Emergent Alignment via Competition
Natalie Collina, Surbhi Goel, Aaron Roth, Emily Ryu, Mirah Shi
TL;DR
This work shows that if Alice's downstream utility can be approximated as a nonnegative combination of multiple misaligned AI agents' utilities (the market-alignment condition), then strategic competition among these agents yields outcomes close to those achievable with a perfectly aligned model. It develops a multi-leader Bayesian persuasion framework, introduces the Identical Induced Distribution and $(\delta, C_B^*)$-Close conditions, and proves that, under various learning and rationality assumptions, Alice's utility in equilibrium approaches the optimal benchmark. The paper also provides robust, assumption-free guarantees via a Best-AI Selection game, and supports the core idea with extensive experiments across ethics, movie ratings, and polling data, demonstrating that convex hull-based aggregation of diverse agents outperforms any individual model and simple averages. Collectively, the results suggest a practical path to emergent alignment through marketplace diversity and strategic interaction, with broad implications for AI safety and policy design.
Abstract
Aligning AI systems with human values remains a fundamental challenge, but does our inability to create perfectly aligned models preclude obtaining the benefits of alignment? We study a strategic setting where a human user interacts with multiple differently misaligned AI agents, none of which are individually well-aligned. Our key insight is that when the users utility lies approximately within the convex hull of the agents utilities, a condition that becomes easier to satisfy as model diversity increases, strategic competition can yield outcomes comparable to interacting with a perfectly aligned model.
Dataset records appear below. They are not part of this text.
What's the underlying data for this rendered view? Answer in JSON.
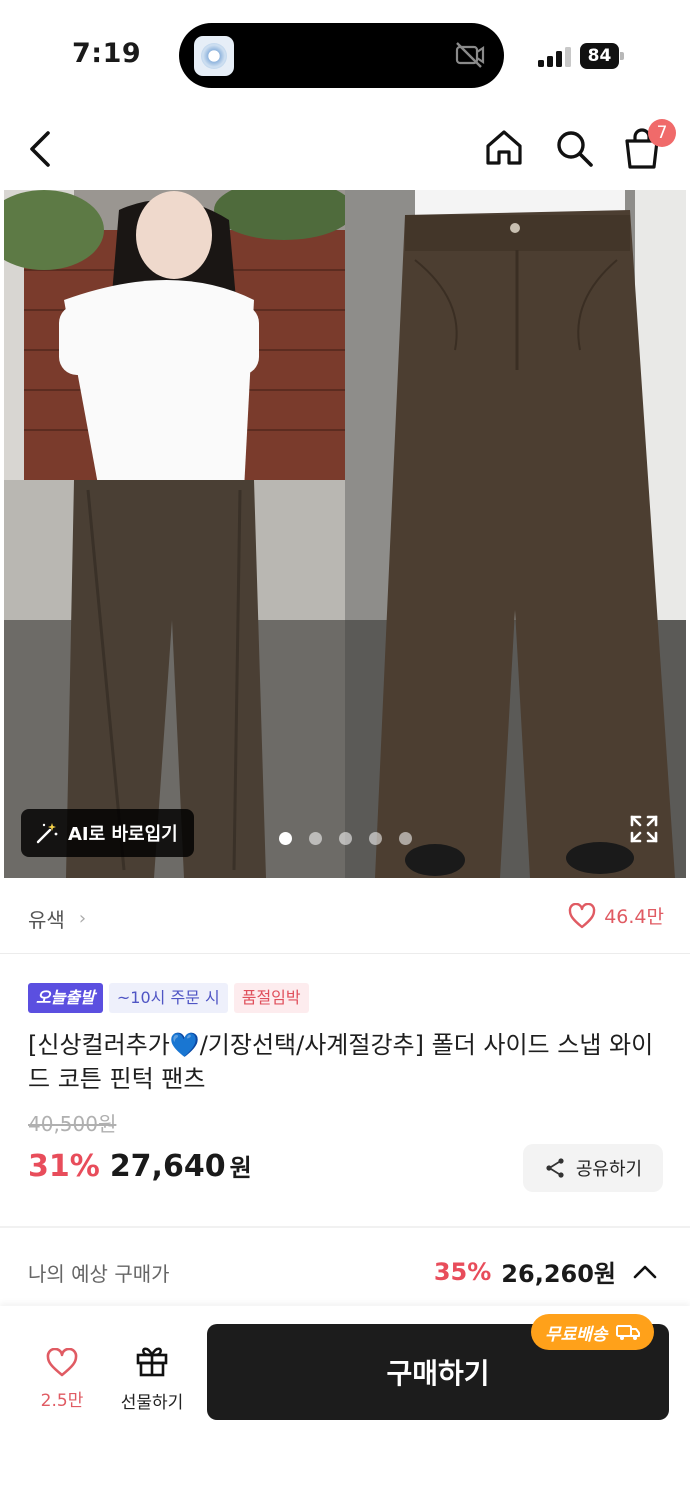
{
  "status_bar": {
    "time": "7:19",
    "battery": "84"
  },
  "nav": {
    "cart_badge": "7"
  },
  "hero": {
    "ai_chip_label": "AI로 바로입기",
    "carousel_total": 5,
    "carousel_active": 1
  },
  "meta": {
    "color_label": "유색",
    "color_chevron": "›",
    "likes": "46.4만"
  },
  "product": {
    "tags": [
      "오늘출발",
      "~10시 주문 시",
      "품절임박"
    ],
    "title": "[신상컬러추가💙/기장선택/사계절강추] 폴더 사이드 스냅 와이드 코튼 핀턱 팬츠",
    "original_price": "40,500원",
    "discount": "31%",
    "price": "27,640",
    "currency": "원",
    "share_label": "공유하기"
  },
  "expected": {
    "label": "나의 예상 구매가",
    "discount": "35%",
    "price": "26,260원"
  },
  "bottom": {
    "wish_count": "2.5만",
    "gift_label": "선물하기",
    "buy_label": "구매하기",
    "free_shipping": "무료배송"
  },
  "colors": {
    "accent_red": "#e84d5b",
    "badge_purple": "#5b4fe0",
    "free_ship_orange": "#ffa11a",
    "buy_button": "#1c1c1c"
  }
}
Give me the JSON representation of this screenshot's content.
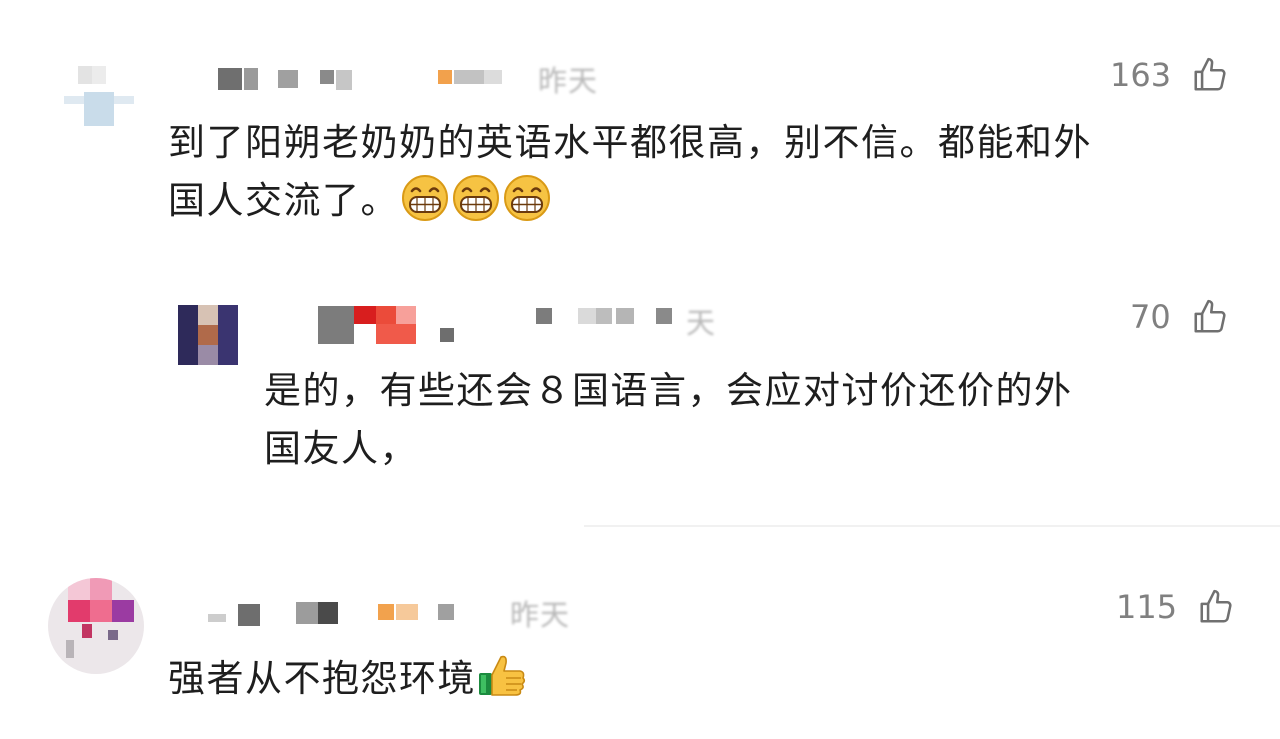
{
  "comments": [
    {
      "time": "昨天",
      "likes": "163",
      "lines": [
        "到了阳朔老奶奶的英语水平都很高，别不信。都能和外",
        "国人交流了。"
      ],
      "emoji": "grinning-face-emoji"
    },
    {
      "time": "天",
      "likes": "70",
      "lines": [
        "是的，有些还会８国语言，会应对讨价还价的外",
        "国友人，"
      ]
    },
    {
      "time": "昨天",
      "likes": "115",
      "lines": [
        "强者从不抱怨环境"
      ],
      "emoji": "thumbs-up-emoji"
    }
  ],
  "colors": {
    "text": "#1e1e1e",
    "meta": "#808080",
    "time": "#b8b8b8",
    "divider": "#f1f1f1"
  },
  "icons": {
    "like": "thumbs-up-outline-icon"
  }
}
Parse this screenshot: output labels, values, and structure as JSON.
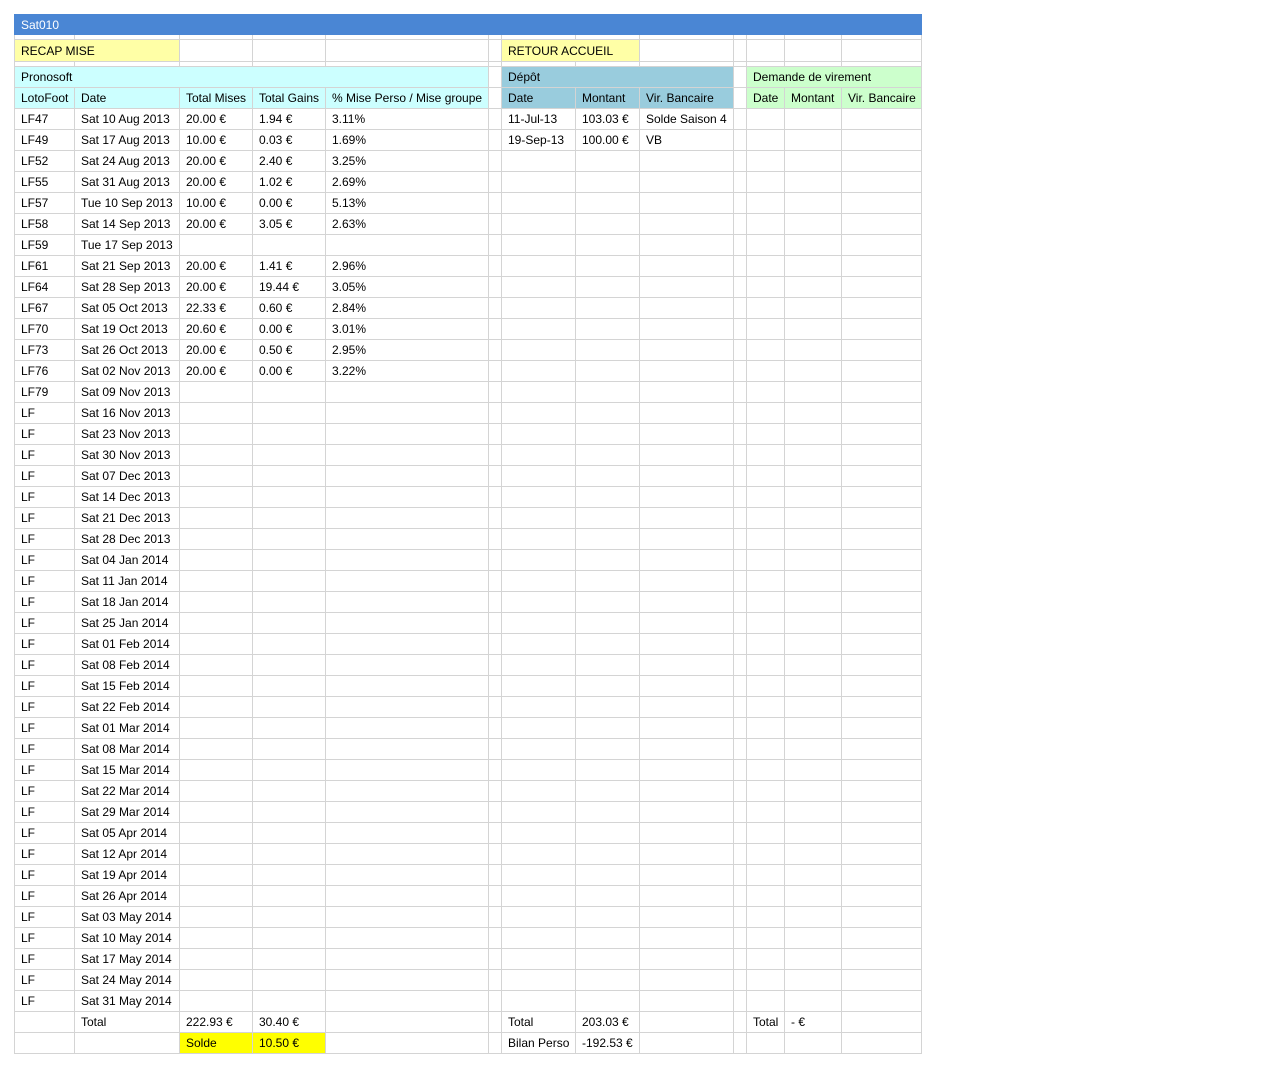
{
  "sheet": {
    "title": "Sat010",
    "recap_link": "RECAP MISE",
    "home_link": "RETOUR ACCUEIL"
  },
  "pronosoft": {
    "header": "Pronosoft",
    "columns": [
      "LotoFoot",
      "Date",
      "Total Mises",
      "Total Gains",
      "% Mise Perso / Mise groupe"
    ],
    "rows": [
      [
        "LF47",
        "Sat 10 Aug 2013",
        "20.00 €",
        "1.94 €",
        "3.11%"
      ],
      [
        "LF49",
        "Sat 17 Aug 2013",
        "10.00 €",
        "0.03 €",
        "1.69%"
      ],
      [
        "LF52",
        "Sat 24 Aug 2013",
        "20.00 €",
        "2.40 €",
        "3.25%"
      ],
      [
        "LF55",
        "Sat 31 Aug 2013",
        "20.00 €",
        "1.02 €",
        "2.69%"
      ],
      [
        "LF57",
        "Tue 10 Sep 2013",
        "10.00 €",
        "0.00 €",
        "5.13%"
      ],
      [
        "LF58",
        "Sat 14 Sep 2013",
        "20.00 €",
        "3.05 €",
        "2.63%"
      ],
      [
        "LF59",
        "Tue 17 Sep 2013",
        "",
        "",
        ""
      ],
      [
        "LF61",
        "Sat 21 Sep 2013",
        "20.00 €",
        "1.41 €",
        "2.96%"
      ],
      [
        "LF64",
        "Sat 28 Sep 2013",
        "20.00 €",
        "19.44 €",
        "3.05%"
      ],
      [
        "LF67",
        "Sat 05 Oct 2013",
        "22.33 €",
        "0.60 €",
        "2.84%"
      ],
      [
        "LF70",
        "Sat 19 Oct 2013",
        "20.60 €",
        "0.00 €",
        "3.01%"
      ],
      [
        "LF73",
        "Sat 26 Oct 2013",
        "20.00 €",
        "0.50 €",
        "2.95%"
      ],
      [
        "LF76",
        "Sat 02 Nov 2013",
        "20.00 €",
        "0.00 €",
        "3.22%"
      ],
      [
        "LF79",
        "Sat 09 Nov 2013",
        "",
        "",
        ""
      ],
      [
        "LF",
        "Sat 16 Nov 2013",
        "",
        "",
        ""
      ],
      [
        "LF",
        "Sat 23 Nov 2013",
        "",
        "",
        ""
      ],
      [
        "LF",
        "Sat 30 Nov 2013",
        "",
        "",
        ""
      ],
      [
        "LF",
        "Sat 07 Dec 2013",
        "",
        "",
        ""
      ],
      [
        "LF",
        "Sat 14 Dec 2013",
        "",
        "",
        ""
      ],
      [
        "LF",
        "Sat 21 Dec 2013",
        "",
        "",
        ""
      ],
      [
        "LF",
        "Sat 28 Dec 2013",
        "",
        "",
        ""
      ],
      [
        "LF",
        "Sat 04 Jan 2014",
        "",
        "",
        ""
      ],
      [
        "LF",
        "Sat 11 Jan 2014",
        "",
        "",
        ""
      ],
      [
        "LF",
        "Sat 18 Jan 2014",
        "",
        "",
        ""
      ],
      [
        "LF",
        "Sat 25 Jan 2014",
        "",
        "",
        ""
      ],
      [
        "LF",
        "Sat 01 Feb 2014",
        "",
        "",
        ""
      ],
      [
        "LF",
        "Sat 08 Feb 2014",
        "",
        "",
        ""
      ],
      [
        "LF",
        "Sat 15 Feb 2014",
        "",
        "",
        ""
      ],
      [
        "LF",
        "Sat 22 Feb 2014",
        "",
        "",
        ""
      ],
      [
        "LF",
        "Sat 01 Mar 2014",
        "",
        "",
        ""
      ],
      [
        "LF",
        "Sat 08 Mar 2014",
        "",
        "",
        ""
      ],
      [
        "LF",
        "Sat 15 Mar 2014",
        "",
        "",
        ""
      ],
      [
        "LF",
        "Sat 22 Mar 2014",
        "",
        "",
        ""
      ],
      [
        "LF",
        "Sat 29 Mar 2014",
        "",
        "",
        ""
      ],
      [
        "LF",
        "Sat 05 Apr 2014",
        "",
        "",
        ""
      ],
      [
        "LF",
        "Sat 12 Apr 2014",
        "",
        "",
        ""
      ],
      [
        "LF",
        "Sat 19 Apr 2014",
        "",
        "",
        ""
      ],
      [
        "LF",
        "Sat 26 Apr 2014",
        "",
        "",
        ""
      ],
      [
        "LF",
        "Sat 03 May 2014",
        "",
        "",
        ""
      ],
      [
        "LF",
        "Sat 10 May 2014",
        "",
        "",
        ""
      ],
      [
        "LF",
        "Sat 17 May 2014",
        "",
        "",
        ""
      ],
      [
        "LF",
        "Sat 24 May 2014",
        "",
        "",
        ""
      ],
      [
        "LF",
        "Sat 31 May 2014",
        "",
        "",
        ""
      ]
    ],
    "total_label": "Total",
    "total_mises": "222.93 €",
    "total_gains": "30.40 €",
    "solde_label": "Solde",
    "solde_value": "10.50 €"
  },
  "depot": {
    "header": "Dépôt",
    "columns": [
      "Date",
      "Montant",
      "Vir. Bancaire"
    ],
    "rows": [
      [
        "11-Jul-13",
        "103.03 €",
        "Solde Saison 4"
      ],
      [
        "19-Sep-13",
        "100.00 €",
        "VB"
      ]
    ],
    "total_label": "Total",
    "total_value": "203.03 €",
    "bilan_label": "Bilan Perso",
    "bilan_value": "-192.53 €"
  },
  "virement": {
    "header": "Demande de virement",
    "columns": [
      "Date",
      "Montant",
      "Vir. Bancaire"
    ],
    "rows": [],
    "total_label": "Total",
    "total_value": "- €"
  },
  "colors": {
    "title_bar": "#4a86d4",
    "yellow_link": "#ffffa6",
    "pronosoft_header": "#ccffff",
    "depot_header": "#99ccdd",
    "virement_header": "#ccffcc",
    "solde_highlight": "#ffff00",
    "grid": "#d4d4d4"
  }
}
We model this as a multi-leader Stackelberg game, extending Bayesian persuasion to multi-round conversations between differently informed parties, and prove three results: (1) when perfect alignment would allow the user to learn her Bayes-optimal action, she can also do so in all equilibria under the convex hull condition (2) under weaker assumptions requiring only approximate utility learning, a non-strategic user employing quantal response achieves near-optimal utility in all equilibria and (3) when the user selects the best single AI after an evaluation period, equilibrium guarantees remain near-optimal without further distributional assumptions. We complement the theory with two sets of experiments.